Background: It is well established that increased lipoprotein(a) [Lp(a)] is a significant risk factor for coronary artery disease (CAD). Plasma Lp(a) levels are genetically determined and vary widely between different races, regions and individuals. However, most studies on Lp(a) associated genetic variants have focused on the Caucasian population currently. Our study aimed to test the associations among LPA genetic variants, Lp(a) concentrations, and CAD in a Han Chinese cohort.

Methods: A total of 3779 patients undergoing coronary angiography were recruited from Tongji Hospital. LPA Kringle IV type 2 (KIV-2) copies were detected using TaqMan probe real-time quantitative polymerase chain reaction (qPCR) analysis and fifteen single nucleotide polymorphisms (SNPs) within the LPA gene were detected using TaqMan probe genotyping analysis. LPA genetic risk score (GRS) was computed based on seven SNPs associated with Lp(a). Associations of LPA genetic variants with Lp(a) and CAD were evaluated using linear regression analyses and Logistic regression analyses, respectively.

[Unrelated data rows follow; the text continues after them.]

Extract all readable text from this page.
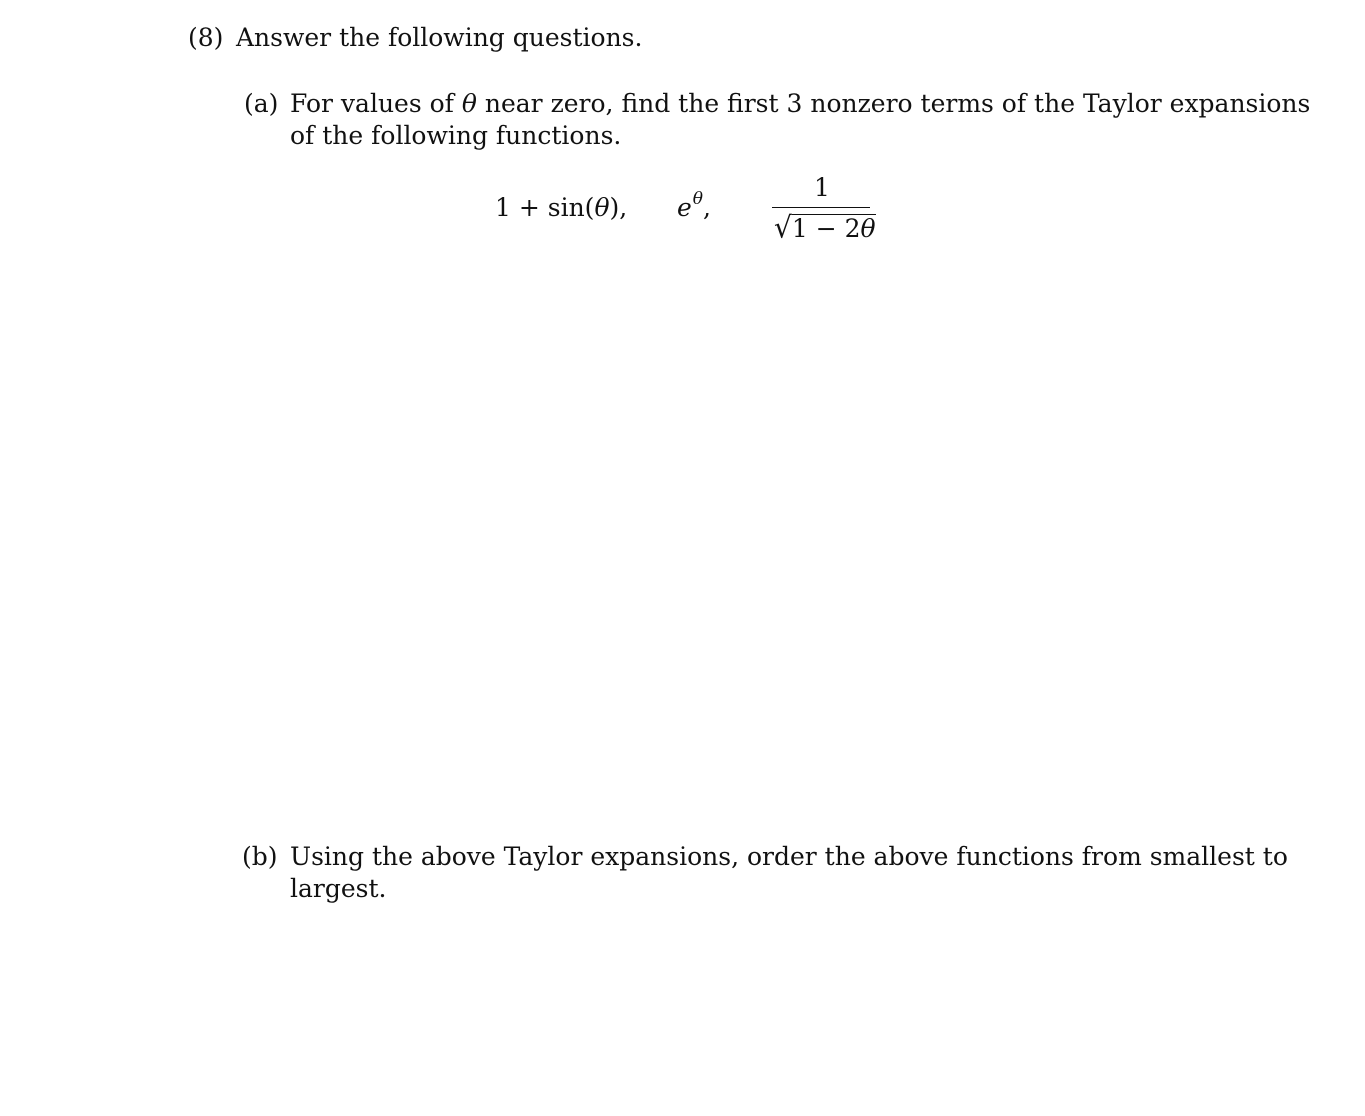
(8) Answer the following questions.
(a) For values of θ near zero, find the first 3 nonzero terms of the Taylor expansions
of the following functions.
1 + sin(θ), $e^\theta$,
1
√1 − 2θ
(b) Using the above Taylor expansions, order the above functions from smallest to
largest.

Results: Compared with the first quartile of Lp(a), the fourth quartile exhibited a significant association with CAD [odds ratio (OR): 2.08, 95% confidence interval (CI): 1.67-2.59, p < 0.001], multivessel CAD [OR: 2.54, 95% CI: 2.06-3.12, p < 0.001], and high Gensini scores [OR: 2.17, 95% CI: 1.77-2.66, p < 0.001] after multivariable adjustment for cardiovascular risk factors. Both LPA GRS and KIV-2 quartiles were associated with Lp(a) concentrations (both p for trend < 0.001). However, after false discovery rate (FDR) correction, there were no significant associations of LPA genetic variants with CAD, multivessel CAD or high Gensini scores.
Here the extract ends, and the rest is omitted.